Otis Trail Ride
25mi, 3.1hrs
After a miserable ski race experience yesterday (report forthcoming), I was still licking my physical and psychological wounds. My lower back and hip joints were killing me. Nothing a small handful of Ibuprofen and Starbucks couldn't fix though. The local side streets were still a mess after the usual weekend storm, something Cow Hampshirites are now accustomed to this winter. But streaming webcams showed the Cape escaped snow. Temps were supposed to much milder down there too. It was a no brainer. I badly needed a recovery day, but perfect trail riding conditions were too good to pass up. While other bloggers are ranting about how sick of their trainers they've become, there are so many other outdoor opportunities to get your fix in.
I went down to the Otis trail system this time, as I only touched what's there a few weeks ago. This sits adjacent to and on closed military base land. Today I learned just how vast this network is, and I haven't seen nearly all of the trails yet. I did two 12+ mile loops, one roughly following Rt 28 nearly to Bourne Rotary, the other more on the hilly interior network of trails. No singlespeed, as my lower back needed recovery from the ski race. I used my granny gear a lot. I counted 18 other riders in the first 15 minutes of my ride, then gave up counting. It was a very busy place on this nice day.
The cool thing about cycling and cross-country skate skiing is how they compliment each other. Both are incredible aerobic workouts, but they stress different muscle groups. You can't do both hard on back to back days, because aerobically, one wipes you out for the other. But skiing saves your cycling leg muscles, and cycling saves your upper body skiing muscles. I had no top end today, but did not expect to nor plan to derive any intensity efforts from the ride. I just plodded along for three hours at sub tempo pace much of the time, occasionally harder up hills.

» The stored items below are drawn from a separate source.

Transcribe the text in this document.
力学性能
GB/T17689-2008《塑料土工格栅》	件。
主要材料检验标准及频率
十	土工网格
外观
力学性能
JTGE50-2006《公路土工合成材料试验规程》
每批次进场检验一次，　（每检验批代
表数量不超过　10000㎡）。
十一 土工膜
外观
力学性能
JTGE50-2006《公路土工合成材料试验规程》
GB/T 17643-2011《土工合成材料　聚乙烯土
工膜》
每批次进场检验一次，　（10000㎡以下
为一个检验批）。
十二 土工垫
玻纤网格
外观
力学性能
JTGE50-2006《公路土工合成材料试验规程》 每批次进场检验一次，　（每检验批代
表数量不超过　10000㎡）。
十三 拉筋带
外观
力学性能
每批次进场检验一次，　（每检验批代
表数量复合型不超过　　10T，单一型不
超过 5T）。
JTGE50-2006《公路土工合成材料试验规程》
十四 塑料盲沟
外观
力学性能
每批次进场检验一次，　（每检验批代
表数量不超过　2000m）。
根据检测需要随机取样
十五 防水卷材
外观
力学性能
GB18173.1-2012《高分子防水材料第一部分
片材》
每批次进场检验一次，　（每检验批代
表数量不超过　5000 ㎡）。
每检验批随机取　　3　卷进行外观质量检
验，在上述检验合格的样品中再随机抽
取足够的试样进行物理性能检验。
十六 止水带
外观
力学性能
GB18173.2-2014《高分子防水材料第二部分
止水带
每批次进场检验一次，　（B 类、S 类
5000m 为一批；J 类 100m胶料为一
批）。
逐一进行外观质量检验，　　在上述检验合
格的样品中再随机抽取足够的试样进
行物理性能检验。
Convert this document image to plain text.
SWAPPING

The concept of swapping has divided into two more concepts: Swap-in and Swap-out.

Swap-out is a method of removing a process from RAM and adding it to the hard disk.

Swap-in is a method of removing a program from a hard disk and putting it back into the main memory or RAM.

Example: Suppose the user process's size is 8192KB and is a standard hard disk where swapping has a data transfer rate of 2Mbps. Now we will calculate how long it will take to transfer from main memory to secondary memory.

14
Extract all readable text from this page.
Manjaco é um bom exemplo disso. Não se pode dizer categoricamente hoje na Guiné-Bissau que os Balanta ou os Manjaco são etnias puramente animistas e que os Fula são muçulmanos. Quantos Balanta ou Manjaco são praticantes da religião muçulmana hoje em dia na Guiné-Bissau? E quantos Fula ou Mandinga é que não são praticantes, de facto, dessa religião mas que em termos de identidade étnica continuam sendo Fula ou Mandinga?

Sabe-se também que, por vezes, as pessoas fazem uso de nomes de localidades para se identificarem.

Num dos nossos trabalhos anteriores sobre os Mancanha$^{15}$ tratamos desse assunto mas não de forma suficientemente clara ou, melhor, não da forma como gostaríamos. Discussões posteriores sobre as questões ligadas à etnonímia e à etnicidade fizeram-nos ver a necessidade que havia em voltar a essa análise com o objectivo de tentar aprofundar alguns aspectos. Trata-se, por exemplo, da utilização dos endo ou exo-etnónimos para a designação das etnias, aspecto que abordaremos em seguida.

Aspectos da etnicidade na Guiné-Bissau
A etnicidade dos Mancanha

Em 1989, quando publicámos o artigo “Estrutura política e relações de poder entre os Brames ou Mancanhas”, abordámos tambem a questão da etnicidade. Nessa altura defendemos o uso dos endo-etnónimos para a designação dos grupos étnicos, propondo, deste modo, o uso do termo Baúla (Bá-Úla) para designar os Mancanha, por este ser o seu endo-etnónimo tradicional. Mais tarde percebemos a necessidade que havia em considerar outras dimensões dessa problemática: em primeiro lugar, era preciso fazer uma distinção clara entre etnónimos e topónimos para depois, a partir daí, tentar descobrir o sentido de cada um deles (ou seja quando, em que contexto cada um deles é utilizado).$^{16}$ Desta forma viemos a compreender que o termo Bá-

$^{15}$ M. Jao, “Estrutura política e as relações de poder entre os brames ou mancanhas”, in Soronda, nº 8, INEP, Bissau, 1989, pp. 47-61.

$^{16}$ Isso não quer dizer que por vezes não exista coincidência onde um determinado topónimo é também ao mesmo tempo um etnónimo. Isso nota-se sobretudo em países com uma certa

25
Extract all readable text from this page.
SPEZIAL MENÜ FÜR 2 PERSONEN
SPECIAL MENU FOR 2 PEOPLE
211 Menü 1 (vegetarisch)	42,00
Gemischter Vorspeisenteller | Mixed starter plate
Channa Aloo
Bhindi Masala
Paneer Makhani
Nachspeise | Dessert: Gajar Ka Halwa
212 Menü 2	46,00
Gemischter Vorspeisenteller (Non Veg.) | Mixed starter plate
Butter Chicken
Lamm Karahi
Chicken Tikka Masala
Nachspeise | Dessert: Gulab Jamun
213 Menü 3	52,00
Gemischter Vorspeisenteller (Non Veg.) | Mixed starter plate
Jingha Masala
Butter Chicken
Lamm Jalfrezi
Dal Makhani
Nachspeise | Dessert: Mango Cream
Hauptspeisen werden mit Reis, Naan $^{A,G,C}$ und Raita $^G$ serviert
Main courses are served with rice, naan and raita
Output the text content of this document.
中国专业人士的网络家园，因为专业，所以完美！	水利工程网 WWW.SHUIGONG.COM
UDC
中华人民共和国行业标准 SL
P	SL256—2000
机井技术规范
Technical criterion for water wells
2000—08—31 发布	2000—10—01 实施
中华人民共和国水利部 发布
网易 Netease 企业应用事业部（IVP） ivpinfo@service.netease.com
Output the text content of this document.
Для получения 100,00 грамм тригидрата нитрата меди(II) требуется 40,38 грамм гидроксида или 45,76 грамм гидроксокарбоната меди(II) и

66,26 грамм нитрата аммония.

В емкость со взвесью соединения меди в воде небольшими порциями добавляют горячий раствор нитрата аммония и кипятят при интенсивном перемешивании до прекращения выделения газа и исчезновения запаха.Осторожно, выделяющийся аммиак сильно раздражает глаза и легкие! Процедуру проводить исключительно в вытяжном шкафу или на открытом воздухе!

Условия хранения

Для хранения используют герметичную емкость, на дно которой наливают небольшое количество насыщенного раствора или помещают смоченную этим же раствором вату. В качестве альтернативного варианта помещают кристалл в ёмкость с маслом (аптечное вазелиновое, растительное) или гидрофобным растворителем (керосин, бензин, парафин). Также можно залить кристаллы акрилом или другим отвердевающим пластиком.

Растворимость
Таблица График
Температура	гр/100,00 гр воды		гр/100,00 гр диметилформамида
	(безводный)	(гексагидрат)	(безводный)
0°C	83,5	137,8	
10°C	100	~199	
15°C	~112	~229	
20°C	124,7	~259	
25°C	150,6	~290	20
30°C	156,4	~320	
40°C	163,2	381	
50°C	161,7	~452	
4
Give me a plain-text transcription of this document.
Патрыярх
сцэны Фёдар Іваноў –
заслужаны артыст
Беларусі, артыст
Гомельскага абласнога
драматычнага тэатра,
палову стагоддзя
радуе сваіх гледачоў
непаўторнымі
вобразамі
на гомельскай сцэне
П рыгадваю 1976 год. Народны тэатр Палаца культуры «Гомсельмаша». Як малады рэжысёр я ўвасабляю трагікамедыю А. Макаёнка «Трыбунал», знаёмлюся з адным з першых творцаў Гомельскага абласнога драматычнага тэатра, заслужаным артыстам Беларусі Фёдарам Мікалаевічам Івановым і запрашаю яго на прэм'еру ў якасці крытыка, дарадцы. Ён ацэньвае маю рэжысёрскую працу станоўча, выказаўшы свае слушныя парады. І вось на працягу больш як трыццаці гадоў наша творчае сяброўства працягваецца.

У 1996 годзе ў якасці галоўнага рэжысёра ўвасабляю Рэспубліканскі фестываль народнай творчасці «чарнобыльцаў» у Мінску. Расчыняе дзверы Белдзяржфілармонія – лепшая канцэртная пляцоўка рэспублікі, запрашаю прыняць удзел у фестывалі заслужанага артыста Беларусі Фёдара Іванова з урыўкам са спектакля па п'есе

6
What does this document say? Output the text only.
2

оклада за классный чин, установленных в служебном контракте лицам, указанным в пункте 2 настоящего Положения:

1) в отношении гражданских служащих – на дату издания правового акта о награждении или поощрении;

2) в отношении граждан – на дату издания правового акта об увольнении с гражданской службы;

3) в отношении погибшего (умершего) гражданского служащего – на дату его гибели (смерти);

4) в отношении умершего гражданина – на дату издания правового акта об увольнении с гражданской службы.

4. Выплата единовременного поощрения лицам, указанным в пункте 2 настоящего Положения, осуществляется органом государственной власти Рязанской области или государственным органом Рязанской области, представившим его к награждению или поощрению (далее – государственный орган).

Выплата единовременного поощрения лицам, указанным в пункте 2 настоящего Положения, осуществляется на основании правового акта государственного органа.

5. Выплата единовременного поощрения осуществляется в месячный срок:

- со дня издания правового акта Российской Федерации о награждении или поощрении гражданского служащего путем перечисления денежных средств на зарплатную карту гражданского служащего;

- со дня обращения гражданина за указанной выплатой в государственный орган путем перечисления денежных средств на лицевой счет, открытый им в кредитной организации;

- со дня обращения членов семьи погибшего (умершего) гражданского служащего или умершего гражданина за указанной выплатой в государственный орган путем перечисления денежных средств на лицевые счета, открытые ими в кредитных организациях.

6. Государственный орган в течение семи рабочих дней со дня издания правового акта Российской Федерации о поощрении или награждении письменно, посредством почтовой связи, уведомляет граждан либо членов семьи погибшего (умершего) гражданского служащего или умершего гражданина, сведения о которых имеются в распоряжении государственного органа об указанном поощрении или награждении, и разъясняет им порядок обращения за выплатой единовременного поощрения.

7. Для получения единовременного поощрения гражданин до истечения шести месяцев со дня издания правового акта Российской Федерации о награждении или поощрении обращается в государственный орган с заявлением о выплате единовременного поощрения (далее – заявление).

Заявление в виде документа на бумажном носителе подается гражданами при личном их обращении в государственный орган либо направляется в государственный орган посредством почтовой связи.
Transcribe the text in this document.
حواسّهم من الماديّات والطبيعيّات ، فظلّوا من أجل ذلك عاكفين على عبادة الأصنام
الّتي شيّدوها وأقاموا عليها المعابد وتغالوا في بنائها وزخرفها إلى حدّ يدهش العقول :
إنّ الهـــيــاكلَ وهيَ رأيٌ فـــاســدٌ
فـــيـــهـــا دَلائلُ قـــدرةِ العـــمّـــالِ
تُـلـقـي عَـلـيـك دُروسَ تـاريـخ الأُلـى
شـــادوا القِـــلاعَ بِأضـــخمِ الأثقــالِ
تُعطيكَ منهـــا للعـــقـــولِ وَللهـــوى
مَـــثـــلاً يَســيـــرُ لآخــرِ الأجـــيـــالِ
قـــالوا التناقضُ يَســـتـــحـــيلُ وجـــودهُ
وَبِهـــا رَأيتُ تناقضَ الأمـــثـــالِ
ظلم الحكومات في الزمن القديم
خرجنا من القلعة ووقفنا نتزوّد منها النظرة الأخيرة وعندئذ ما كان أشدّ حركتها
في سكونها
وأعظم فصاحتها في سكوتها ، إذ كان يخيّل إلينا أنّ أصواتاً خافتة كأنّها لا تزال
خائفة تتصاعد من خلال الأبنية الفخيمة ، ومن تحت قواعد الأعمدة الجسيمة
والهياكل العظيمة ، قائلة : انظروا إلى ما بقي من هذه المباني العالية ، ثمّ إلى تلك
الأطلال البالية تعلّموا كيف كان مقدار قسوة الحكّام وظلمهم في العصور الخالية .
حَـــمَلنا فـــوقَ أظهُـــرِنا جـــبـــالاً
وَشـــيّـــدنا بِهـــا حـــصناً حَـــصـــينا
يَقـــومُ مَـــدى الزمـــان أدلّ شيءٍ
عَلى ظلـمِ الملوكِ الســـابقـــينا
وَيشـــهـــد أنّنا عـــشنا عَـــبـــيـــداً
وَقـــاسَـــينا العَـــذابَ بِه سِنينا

Nearly 80% of what I rode today was new material. I had no idea where trails I took would lead. Of course, I always picked trails I thought would lead to high points. A candidate trail would tease me, working higher, then turning away with elevation loss. But the trail would come around again, reaching higher elevations, getting ever closer to the high point. There is a certain satisfaction upon reaching a high point, akin to a song ending on that one note it is supposed to end on. The summit is the destination, the descent is anticlimactic.
My body and mind felt much better after riding 3+ hours in the woods. Bright sun, clean air, changing scenery, zero cars, and no snow, what more could you ask for?